L'histoire :
C'est le début de l'été et les vacanciers convergent vers Polovos (!) les Flots. En train, en voiture pleine à craquer, en 4x4 qui consomme des quantités astronomiques de gasoil ou en décapotable, une masse de touristes va se retrouver sur l'immense plage de sable. A l'arrivée, c'est marée basse et des nuées de pêcheurs amateurs sont à la recherche de palourdes, pendant que tout le monde s'installe au bord de l'eau. Commence alors le ballet incessant des personnages du bord de mer en été. Les familles nombreuses et leurs enfants qui courent partout croisent les retraités qui se promènent. Des hommes célibataires tentent d'aborder de jolies femmes plongées dans leurs livres, pendant que des groupes d'amis commencent à se disputer pour les corvées du soir. Des chiens courent en rond, des voisins de serviettes font connaissance, et des hommes trop sérieux pendant le reste de l'année retombent en enfance.

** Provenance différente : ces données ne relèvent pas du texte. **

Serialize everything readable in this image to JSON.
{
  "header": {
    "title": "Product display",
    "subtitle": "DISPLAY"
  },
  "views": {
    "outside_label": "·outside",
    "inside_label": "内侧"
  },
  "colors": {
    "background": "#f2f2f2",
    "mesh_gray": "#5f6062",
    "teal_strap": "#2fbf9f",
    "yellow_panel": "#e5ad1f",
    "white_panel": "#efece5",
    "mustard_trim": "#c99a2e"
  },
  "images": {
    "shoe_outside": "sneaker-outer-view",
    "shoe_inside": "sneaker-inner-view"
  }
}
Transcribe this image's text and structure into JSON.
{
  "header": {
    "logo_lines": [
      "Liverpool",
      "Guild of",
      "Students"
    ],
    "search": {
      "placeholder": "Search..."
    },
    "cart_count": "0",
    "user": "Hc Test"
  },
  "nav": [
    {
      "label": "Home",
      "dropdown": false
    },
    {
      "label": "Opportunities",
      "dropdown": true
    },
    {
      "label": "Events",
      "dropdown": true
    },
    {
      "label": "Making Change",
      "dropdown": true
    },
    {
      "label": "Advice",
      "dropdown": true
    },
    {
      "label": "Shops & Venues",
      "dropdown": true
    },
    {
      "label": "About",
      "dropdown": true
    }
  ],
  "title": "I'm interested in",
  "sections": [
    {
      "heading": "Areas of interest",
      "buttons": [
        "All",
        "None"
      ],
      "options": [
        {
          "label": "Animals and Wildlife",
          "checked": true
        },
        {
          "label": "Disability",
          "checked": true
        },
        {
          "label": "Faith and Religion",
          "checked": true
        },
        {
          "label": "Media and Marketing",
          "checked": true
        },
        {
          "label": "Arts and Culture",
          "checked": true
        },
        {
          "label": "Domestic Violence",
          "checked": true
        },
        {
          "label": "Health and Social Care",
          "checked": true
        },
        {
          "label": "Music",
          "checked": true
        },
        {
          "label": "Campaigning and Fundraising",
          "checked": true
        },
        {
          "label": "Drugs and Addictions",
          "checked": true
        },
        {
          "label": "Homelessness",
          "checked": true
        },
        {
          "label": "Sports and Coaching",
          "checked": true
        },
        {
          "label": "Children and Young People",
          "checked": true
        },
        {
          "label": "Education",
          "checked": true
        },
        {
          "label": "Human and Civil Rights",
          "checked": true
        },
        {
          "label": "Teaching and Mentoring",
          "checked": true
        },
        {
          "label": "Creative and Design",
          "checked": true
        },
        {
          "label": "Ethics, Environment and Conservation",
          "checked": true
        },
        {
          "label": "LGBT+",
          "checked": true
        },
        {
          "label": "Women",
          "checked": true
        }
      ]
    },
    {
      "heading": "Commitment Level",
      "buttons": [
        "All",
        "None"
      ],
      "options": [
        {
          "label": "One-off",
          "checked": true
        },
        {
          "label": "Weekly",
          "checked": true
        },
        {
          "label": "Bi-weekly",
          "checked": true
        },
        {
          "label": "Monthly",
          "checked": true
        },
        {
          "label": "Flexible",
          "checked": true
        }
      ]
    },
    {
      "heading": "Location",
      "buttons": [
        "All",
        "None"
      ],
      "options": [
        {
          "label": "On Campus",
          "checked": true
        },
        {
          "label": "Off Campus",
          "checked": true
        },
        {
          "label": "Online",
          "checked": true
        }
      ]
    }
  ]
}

Un petit monde se met en place sous un soleil sans nuages, rapprochement improbable de personnalités et d'origines sociales, sans autre enjeu que se laisser vivre au soleil. Même les ouvriers qui repeignent les grilles en fer du bord de plage le font à un rythme de sénateur. Tandis qu'une famille à bouée travers un passage piéton comme les Beatles à Abbey Road...
Ce qu'on en pense sur la planète BD :
C'est un objet inattendu sous bien des aspects que nous proposent Pascal Rabaté et David Prudhomme, puisqu'ils racontent simplement la première journée des vacances au bord de la mer... de tous les vacanciers qui s'y trouvent. Le vieux couple de campeurs qui revient chaque année, les familles qui se ressemblent et vivent toutes au rythme des jeux de leurs enfants, ou ceux qui les observent avec un dédain mêlé d'envie. Malgré le quotidien routinier qu'ils décrivent, les auteurs parviennent à distiller dans ces pages surprenantes une drôle de poésie décalée, légère et inattendue. L'album est parsemé de petits moments de contemplation moqueuse mais indulgente, tournant les corps en objets burlesques, transformant la longue plage de sable en un ballet savant. Il y a des touches de pure rêverie dans ce livre au ras du sol, ou plutôt les pieds dans le sable. A travers les motifs de deux chaises de plage, ou dans le profil de sphinx d'un homme assis survolé par une mouette, les bras couverts de tatouages et un petit râteau vert à la main. Une transformation surréaliste ou enfantine du réel que seuls des auteurs sereins dans l'exercice de leur art peuvent toucher, sans explication, sans mise en perspective. Une jolie sortie de route dans laquelle on s'abandonne très vite, le sourire aux lèvres. Un album absolument inattendu, mais résolument original.